I still like the person that hurt me, but I dunno. It’s like we never get past a certain level. I’d like to move past this, but I just don’t know how to drag them past their own blocks. And this person is very deeply invested in proving that I’m wrong and the way I do pretty much everything in my life is wrong.
So, I just don’t say anything about how I feel, and I know that every single interaction will be contentious. And I’ll end up with hurt feelings. Every time.

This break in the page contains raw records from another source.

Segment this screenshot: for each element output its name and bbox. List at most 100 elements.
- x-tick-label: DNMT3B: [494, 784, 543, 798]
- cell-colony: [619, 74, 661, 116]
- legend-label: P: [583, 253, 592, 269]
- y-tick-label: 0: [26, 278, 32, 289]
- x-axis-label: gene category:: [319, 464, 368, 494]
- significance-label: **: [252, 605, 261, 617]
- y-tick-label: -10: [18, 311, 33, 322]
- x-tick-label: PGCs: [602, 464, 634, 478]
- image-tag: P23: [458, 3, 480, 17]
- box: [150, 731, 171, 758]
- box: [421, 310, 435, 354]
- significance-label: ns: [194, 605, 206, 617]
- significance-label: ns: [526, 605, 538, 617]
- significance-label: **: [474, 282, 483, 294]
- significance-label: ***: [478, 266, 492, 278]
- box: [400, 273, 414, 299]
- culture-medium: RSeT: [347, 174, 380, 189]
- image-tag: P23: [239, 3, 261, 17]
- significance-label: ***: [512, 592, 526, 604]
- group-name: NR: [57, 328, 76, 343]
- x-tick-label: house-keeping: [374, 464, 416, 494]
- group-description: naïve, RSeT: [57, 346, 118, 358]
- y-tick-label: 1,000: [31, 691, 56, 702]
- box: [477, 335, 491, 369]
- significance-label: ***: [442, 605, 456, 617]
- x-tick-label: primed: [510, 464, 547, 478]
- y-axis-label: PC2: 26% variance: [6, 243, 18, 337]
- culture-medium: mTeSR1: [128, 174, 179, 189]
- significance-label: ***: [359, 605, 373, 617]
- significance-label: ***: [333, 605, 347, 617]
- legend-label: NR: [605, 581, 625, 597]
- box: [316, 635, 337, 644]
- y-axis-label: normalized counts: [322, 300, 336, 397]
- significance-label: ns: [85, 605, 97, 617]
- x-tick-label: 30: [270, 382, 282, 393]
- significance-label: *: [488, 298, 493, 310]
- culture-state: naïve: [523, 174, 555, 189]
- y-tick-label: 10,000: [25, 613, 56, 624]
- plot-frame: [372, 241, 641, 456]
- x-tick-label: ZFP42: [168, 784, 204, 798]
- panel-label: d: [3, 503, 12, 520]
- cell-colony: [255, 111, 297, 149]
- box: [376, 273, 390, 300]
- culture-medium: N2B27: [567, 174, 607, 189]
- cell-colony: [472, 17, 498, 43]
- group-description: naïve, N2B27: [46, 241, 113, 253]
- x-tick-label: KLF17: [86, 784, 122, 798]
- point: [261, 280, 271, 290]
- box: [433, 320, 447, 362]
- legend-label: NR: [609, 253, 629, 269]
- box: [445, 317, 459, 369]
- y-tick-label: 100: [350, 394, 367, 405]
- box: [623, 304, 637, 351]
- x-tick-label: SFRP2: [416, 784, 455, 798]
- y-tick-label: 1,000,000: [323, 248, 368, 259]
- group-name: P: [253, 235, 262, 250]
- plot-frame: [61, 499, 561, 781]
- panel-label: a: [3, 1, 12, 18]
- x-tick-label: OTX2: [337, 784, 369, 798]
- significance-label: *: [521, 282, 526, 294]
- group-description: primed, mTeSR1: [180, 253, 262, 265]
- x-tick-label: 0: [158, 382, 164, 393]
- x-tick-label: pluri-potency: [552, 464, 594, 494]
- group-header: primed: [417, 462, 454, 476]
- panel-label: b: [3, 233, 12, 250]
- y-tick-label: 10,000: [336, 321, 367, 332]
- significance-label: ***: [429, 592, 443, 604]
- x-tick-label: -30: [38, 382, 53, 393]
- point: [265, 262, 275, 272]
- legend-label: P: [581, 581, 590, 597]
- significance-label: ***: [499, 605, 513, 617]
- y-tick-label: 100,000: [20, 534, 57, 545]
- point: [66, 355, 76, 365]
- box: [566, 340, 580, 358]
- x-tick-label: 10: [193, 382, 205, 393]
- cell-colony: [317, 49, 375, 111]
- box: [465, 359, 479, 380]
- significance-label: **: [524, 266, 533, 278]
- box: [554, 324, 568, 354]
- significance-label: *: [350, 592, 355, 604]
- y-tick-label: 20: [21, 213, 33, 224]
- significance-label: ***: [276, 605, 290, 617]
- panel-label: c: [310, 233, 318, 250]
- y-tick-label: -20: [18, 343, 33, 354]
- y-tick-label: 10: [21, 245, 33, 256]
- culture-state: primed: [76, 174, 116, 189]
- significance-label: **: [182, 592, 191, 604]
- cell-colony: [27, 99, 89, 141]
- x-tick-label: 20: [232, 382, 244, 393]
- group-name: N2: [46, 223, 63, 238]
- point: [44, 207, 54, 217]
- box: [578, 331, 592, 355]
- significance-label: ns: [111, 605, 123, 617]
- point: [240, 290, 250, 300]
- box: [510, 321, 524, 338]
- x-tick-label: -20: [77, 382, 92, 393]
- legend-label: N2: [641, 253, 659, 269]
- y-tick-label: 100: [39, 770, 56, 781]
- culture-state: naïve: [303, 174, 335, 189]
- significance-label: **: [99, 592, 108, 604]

And somehow I always end up with the notion that it’s my fault. I know intellectually it’s not, but others tell me it’s my fault because I won’t capitulate and be run over by this person. If I thought I was being treated fairly, I might be more compliant, but I do not think I’m being treated fairly. Not at all. Not being allowed to speak and being lectured at is not fair, IMO. It’s not a discussion if no discussion is allowed.
Perhaps I should just walk away rather than deal with this? I have these thoughts after every single interaction with this person. EVERY TIME. Why do I do this to myself? (Because Nick values this person’s opinion – and he thinks it’s good for me to be wrangled every now and then, that’s why. I should not comply. But I do, to keep the peace. Again: WHY?)
Adulting is hard. So is blogging about being hurt rather than screaming at the top of my lungs that I AM TIRED OF BEING TREATED AS IF I AM TOO DUMB TO DO WHAT IS APPROPRIATE FOR ME. I may have a big mouth and be opinionated AF, but I still have feelings. Despite the press otherwise. I wish that people I’ve known for a long time would at least TRY to see that I have changed and I’m not the same person I was 15 years ago. Hell, I’m not the same person I was ONE year ago. I don’t need to be steamrolled, I need SUPPORT. NOT the same thing.
I think this is karma beating the shit out of me, honestly. I am paying for doing this to others. I recognise this, which is why I am trying to walk away when I get the urge to lecture. This year has been about learning how to ask for help and learning when to STFU and not talk back. I’m trying to learn, but dammit, I simply WILL NOT allow men to condescend and lecture me just because they assume they know more. Perhaps they do, perhaps they don’t. But by the gods, if you start lecturing me and I correct you when you say that I don’t know something when I CLEARLY DO, I am going to talk back. I DGAF how much karma I’m reaping, I am DONE with being lectured and beaten into agreeing with the notion that I do not know what is best for myself or my business.
I’ve put YEARS of my life into educating myself about the restaurant biz. I’ve got 18 years of handling the business of restaurants. I have a clue. I’m SICK OF SAYING THIS TO MEN. I am also smart enough to know that there is PLENTY I don’t know, but I’m smart and I’ll learn. Dumb people open businesses every day and succeed. I think I have a better than average shot.
If you don’t agree, then fuck off. I’m tired of defending my LIFE. If you think I’m an idiot, then great, think that. But spare me the lectures and condescension.
I’ve got enough on my plate as it is. Either be on the team or not. Beating me down is not really helping anything.